ABA can be considered as a ripening regulator during fruit maturation and ripening. NCED, a key enzyme involved in ABA biosynthesis, plays an important role in fruit ripening of avocado (Persea americana) (Chernys & Zeevaart, 2007), orange (Citrus sinensis) (Rodrigo, Alquezar & Zacarías, 2006), tomato (Solanum lycopersicum) (Nitsch et al., 2009; Zhang, Yuan & Leng, 2009), grape (Vitis vinifera) and peach (Prunus persica) (Zhang et al., 2009). The NCED1 were expressed only at the onset stage of ripening in peach and grape, when ABA content became high (Zhang et al., 2009). Zhang et al. (2014) studied the mechanism of a spontaneous late-maturing mutant of ‘Jincheng’ sweet orange and its wild type through the comparative analysis. The highest expression of CsNCED1 was at 215 DAA in WT. In our study, expression levels of NCED1 increased prior to fruit maturing and decreased significantly thereafter in both HWWZSTJ and WZSTJ. The highest expression level of NCED1 was detected on the 305th DAF of WT (WZSTJ). Our results were consistent with previous findings that NCED1 plays the most important role in the ABA biosynthesis pathway during the fruit maturing process (Zhang et al., 2014). Deletion of nucleotides could cause a shift of the reading frame and truncated protein, which can result in natural mutants. Compared with the cDNA sequence of NCED1 from WZSTJ, there were 270 consecutive bases missing in HWWZSTJ (Fig. 6). Those results suggested that NCED1 might play an important role in late-maturing of HWWZSTJ. A high-efficient regeneration system for WZSTJ has been established (Wang et al., 2015) and further study on the role of NCED1 in citrus is being carried out through genetic engineering.

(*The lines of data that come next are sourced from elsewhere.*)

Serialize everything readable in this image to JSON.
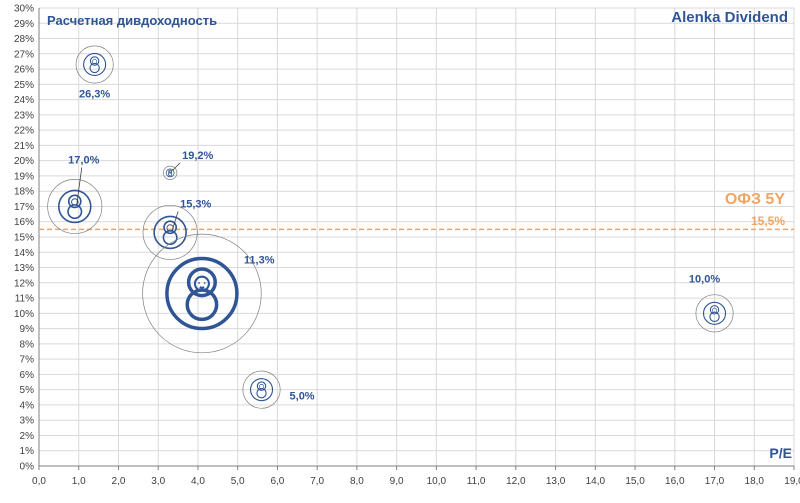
{
  "chart_data": {
    "type": "scatter",
    "title": "Расчетная  дивдоходность",
    "watermark": "Alenka Dividend",
    "xlabel": "P/E",
    "ylabel": "",
    "xlim": [
      0,
      19
    ],
    "ylim": [
      0,
      30
    ],
    "x_ticks": [
      "0,0",
      "1,0",
      "2,0",
      "3,0",
      "4,0",
      "5,0",
      "6,0",
      "7,0",
      "8,0",
      "9,0",
      "10,0",
      "11,0",
      "12,0",
      "13,0",
      "14,0",
      "15,0",
      "16,0",
      "17,0",
      "18,0",
      "19,0"
    ],
    "y_ticks": [
      "0%",
      "1%",
      "2%",
      "3%",
      "4%",
      "5%",
      "6%",
      "7%",
      "8%",
      "9%",
      "10%",
      "11%",
      "12%",
      "13%",
      "14%",
      "15%",
      "16%",
      "17%",
      "18%",
      "19%",
      "20%",
      "21%",
      "22%",
      "23%",
      "24%",
      "25%",
      "26%",
      "27%",
      "28%",
      "29%",
      "30%"
    ],
    "grid": true,
    "points": [
      {
        "x": 1.4,
        "y": 26.3,
        "label": "26,3%",
        "size": "small"
      },
      {
        "x": 3.3,
        "y": 19.2,
        "label": "19,2%",
        "size": "tiny"
      },
      {
        "x": 0.9,
        "y": 17.0,
        "label": "17,0%",
        "size": "medium"
      },
      {
        "x": 3.3,
        "y": 15.3,
        "label": "15,3%",
        "size": "medium"
      },
      {
        "x": 4.1,
        "y": 11.3,
        "label": "11,3%",
        "size": "large"
      },
      {
        "x": 17.0,
        "y": 10.0,
        "label": "10,0%",
        "size": "small"
      },
      {
        "x": 5.6,
        "y": 5.0,
        "label": "5,0%",
        "size": "small"
      }
    ],
    "reference_line": {
      "y": 15.5,
      "name": "ОФЗ 5Y",
      "label": "15,5%",
      "style": "dashed"
    },
    "colors": {
      "marker": "#2f5597",
      "reference": "#f4a460",
      "grid": "#d9d9d9",
      "text": "#2f5597",
      "axis": "#404040"
    }
  }
}
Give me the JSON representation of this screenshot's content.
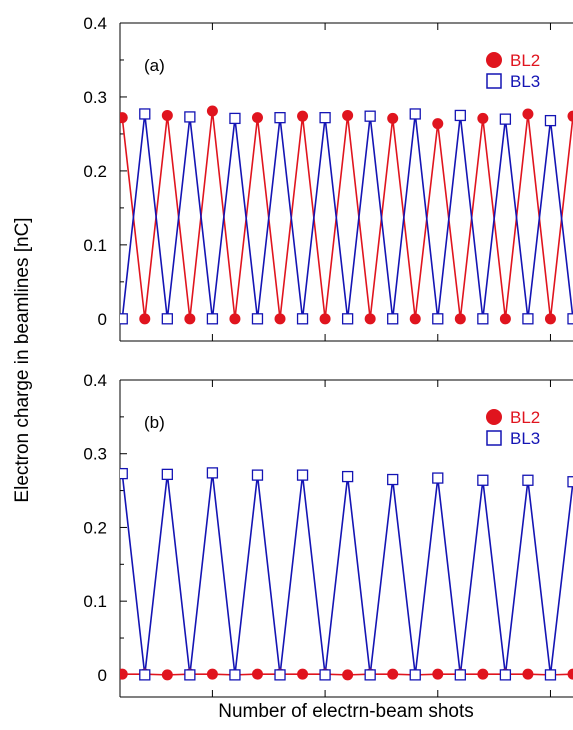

RNA-Seq technology was used to identify pigment-related genes from a late-maturing mandarin mutant HWWZSTJ and its original cultivar WZSTJ. Thirteen candidate transcripts related to chlorophyll metabolism, carotenoid biosynthesis and ABA metabolism were obtained. NCED1, a gene involved in ABA metabolism, is probably involved in the formation of late maturity of HWWZSTJ based on sequence and expression analyses. The present study opens up a new perspective to study the formation of late maturity in citrus fruit.